Nonostante l‘evolversi dei censimenti, sempre più basati su registri di natura amministrativa, oltre due miliardi di persone vivono in paesi che non hanno eseguito un censimento da 15 o più anni, con gravi danni per l’intero sistema statistico-conoscitivo. Tra i casi citati da Massimo Livi Bacci, quelli dell’India, della Nigeria e dell’Etiopia, nei quali fattori politici sono determinanti nell’omissione o nel ritardo delle operazioni censuare.  

Individuiamo in uno scaffale, fisico o virtuale che sia, un volume solitamente chiamato “Yearbook”, prodotto da qualche meritoria istituzione internazionale, che riporta dati e statistiche su una materia di nostro interesse: agricoltura, economia, consumi, istruzione, popolazione o altro ancora. La ricchezza dell’informazione è tale da soddisfare ogni curiosità: possiamo conoscere le caratteristiche dei vari paesi, confrontare le loro performances, valutare i cambiamenti nel tempo. Dal paese più grande a quello più piccolo conosciamo la popolazione, il reddito nazionale, i consumi di ogni genere, la produzione agricola, le nascite, i reati commessi e tante altre cose. Attenzione, però: quanti di questi dati sono frutto di un’osservazione diretta, quanti sono il risultato di stime, quanti escono dalla centrifuga dei modelli statistico-matematici, quanti ancora sono parti di fantasia di chi deve riempire la casella di un prospetto?

Questa domanda sorge spontanea quando si pensa che i dati di popolazione, fondamentali per il sistema conoscitivo-statistico di un paese, mancano dell’appoggio di un censimento recente: è questo il caso dell’India (ultimo censimento del 2011), della Nigeria (2008), dell’Etiopia (2007), del Sudan (2008). Nell’insieme, includendo altri paesi per i quali l’ultima operazione censuaria è più vecchia di 15 anni, più di due miliardi (un quarto della popolazione mondiale) vivono in paesi il cui sistema statistico poggia su basi traballanti (cfr. Figura 1). Naturalmente altre fonti di dati, generalmente di natura amministrativa, o campionaria, producono stime spesso di buona qualità, ma si tratta di ripieghi rispetto all’abbondanza di informazione prodotta da un censimento ben fatto.

La scomparsa del censimento tradizionale

Il rilevatore di un tempo, armato di una valigetta, dei questionari e di una matita, suonava alle porte delle abitazioni, intervistava il capofamiglia (allora c’era), riempiva i questionari, che venivano poi raccolti ed elaborati. Oggi non più: in teoria, esperti tecnici informatici estraggono da registri elettronici amministrativi (anagrafi, liste elettorali, patenti, registri scolastici) le informazioni rilevanti, le ripuliscono, le confrontano, le integrano, e producono così la base informativa del censimento. Fino agli ultimi decenni dello scorso secolo il censimento, pur evoluto dalla sua forma primitiva, era quasi sempre di natura tradizionale. Nel 2000, nei paesi UNECE (Figura2), la forma tradizionale era stata adottata nell’83% dei paesi; nel 2010 nel 65%, nel 2020 nel 37 %, e nel 2030, secondo i piani, appena il 16%. Alle quattro date di cui sopra, la % dei paesi con censimenti basati sui registri cresce dal 6% al 47%. Nel resto dei casi si sono adottate, o si adotteranno, forme miste. 
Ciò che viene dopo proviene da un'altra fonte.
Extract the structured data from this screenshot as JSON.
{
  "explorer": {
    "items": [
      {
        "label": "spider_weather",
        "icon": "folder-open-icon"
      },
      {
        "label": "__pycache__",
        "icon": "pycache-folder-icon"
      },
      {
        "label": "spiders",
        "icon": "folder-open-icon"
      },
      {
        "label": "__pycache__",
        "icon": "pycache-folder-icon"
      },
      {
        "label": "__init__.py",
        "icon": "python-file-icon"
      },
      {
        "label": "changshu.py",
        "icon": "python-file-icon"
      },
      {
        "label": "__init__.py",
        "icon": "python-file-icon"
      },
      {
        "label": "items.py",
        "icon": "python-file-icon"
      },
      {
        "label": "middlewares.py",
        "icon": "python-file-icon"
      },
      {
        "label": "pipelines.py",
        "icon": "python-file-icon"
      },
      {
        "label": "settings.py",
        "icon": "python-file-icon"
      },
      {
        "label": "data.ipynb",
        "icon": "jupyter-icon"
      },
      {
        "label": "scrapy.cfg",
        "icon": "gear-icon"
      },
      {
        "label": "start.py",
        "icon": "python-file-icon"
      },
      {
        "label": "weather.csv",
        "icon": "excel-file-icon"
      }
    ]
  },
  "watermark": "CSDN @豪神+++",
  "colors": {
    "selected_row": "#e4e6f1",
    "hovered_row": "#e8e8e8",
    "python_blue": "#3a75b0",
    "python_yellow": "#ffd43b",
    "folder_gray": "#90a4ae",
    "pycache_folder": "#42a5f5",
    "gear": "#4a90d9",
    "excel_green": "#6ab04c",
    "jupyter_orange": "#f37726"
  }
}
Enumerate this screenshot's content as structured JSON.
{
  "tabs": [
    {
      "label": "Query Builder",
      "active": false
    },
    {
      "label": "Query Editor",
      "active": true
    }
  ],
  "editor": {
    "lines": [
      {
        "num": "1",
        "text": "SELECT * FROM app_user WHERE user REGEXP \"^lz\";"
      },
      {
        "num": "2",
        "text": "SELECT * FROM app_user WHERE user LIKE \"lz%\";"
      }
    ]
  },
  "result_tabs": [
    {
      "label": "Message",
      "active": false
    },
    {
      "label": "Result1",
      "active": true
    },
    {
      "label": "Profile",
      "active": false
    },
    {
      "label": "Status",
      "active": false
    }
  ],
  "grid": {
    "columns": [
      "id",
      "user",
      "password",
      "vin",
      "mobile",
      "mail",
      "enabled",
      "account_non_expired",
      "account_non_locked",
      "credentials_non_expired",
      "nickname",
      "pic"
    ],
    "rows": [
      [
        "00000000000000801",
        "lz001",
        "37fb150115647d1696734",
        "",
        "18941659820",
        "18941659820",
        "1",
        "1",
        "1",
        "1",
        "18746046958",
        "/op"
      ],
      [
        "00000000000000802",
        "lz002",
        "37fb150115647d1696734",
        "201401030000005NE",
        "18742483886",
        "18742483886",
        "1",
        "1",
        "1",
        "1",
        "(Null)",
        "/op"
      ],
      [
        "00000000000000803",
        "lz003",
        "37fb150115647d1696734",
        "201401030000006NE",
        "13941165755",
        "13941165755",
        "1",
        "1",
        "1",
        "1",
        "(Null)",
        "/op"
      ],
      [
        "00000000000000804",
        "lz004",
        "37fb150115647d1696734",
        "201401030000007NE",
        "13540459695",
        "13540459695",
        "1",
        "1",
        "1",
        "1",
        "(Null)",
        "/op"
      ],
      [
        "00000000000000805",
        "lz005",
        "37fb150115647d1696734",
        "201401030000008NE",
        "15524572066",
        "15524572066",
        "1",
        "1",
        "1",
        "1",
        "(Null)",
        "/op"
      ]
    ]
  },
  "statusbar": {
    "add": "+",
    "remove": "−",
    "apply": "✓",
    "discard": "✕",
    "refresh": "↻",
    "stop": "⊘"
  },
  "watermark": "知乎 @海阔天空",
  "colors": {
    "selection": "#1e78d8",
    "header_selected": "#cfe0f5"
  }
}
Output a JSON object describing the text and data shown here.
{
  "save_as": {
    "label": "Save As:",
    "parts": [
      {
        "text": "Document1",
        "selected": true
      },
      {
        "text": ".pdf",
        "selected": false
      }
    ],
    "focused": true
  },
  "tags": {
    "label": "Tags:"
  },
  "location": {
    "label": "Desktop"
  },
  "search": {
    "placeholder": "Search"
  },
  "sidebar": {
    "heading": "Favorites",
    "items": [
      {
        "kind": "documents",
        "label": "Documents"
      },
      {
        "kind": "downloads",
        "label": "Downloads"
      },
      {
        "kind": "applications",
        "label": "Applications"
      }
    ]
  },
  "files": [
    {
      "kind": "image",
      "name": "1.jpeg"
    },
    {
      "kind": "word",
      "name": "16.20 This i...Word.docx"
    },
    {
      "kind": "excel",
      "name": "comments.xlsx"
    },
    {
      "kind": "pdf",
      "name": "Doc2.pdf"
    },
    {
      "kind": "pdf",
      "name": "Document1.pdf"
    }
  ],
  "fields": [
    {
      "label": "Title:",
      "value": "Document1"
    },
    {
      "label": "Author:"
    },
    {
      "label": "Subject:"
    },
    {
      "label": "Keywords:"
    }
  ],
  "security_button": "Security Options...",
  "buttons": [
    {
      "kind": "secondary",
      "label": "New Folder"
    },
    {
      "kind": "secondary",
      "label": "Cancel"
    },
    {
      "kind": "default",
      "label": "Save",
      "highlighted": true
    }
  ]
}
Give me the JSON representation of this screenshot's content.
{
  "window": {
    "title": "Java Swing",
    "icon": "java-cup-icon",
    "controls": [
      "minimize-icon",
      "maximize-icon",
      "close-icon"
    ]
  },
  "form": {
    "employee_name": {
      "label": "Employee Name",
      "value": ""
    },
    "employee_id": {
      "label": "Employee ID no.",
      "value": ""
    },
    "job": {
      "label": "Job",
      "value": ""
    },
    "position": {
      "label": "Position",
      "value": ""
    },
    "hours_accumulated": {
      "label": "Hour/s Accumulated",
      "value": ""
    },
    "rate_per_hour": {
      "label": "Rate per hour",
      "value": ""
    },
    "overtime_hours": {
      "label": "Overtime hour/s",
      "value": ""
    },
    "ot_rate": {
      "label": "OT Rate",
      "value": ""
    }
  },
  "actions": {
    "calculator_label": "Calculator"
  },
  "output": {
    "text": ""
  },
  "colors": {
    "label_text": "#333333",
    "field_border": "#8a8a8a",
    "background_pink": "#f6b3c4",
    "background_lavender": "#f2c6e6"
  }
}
Il buio informativo: guerre, conflitti, catastrofi… e politica 

La storia dei censimenti è lunga e risente delle particolari vicende di ogni paese, nonostante gli sforzi di coordinamento e standardizzazione delle istituzioni internazionali. Senza riandare ai casi clamorosi del passato – il Censimento del 1937 dell’Unione Sovietico occultato perché i risultati non piacquero a Stalin – limitiamoci al nostro secolo. Come potrebbe l’Ucraina, devastata dall’aggressione russa, condurre un censimento, che peraltro manca al paese dal 2001? Oppure il Sudan, lo Yemen o la Siria? Come confrontarsi con le difficoltà che l’epidemia di Covid ha generato, soprattutto in quei paesi nei quali il censimento è ancora di tipo tradizionale? Come superare i conflitti etnico-religiosi per censire la popolazione della Nigeria? Possiamo stimare che una quota considerevole – almeno un terzo – delle popolazioni che non eseguono un censimento da almeno15 anni, abbiano caratteristiche che possono essere solo stimate indirettamente perché mai direttamente censite.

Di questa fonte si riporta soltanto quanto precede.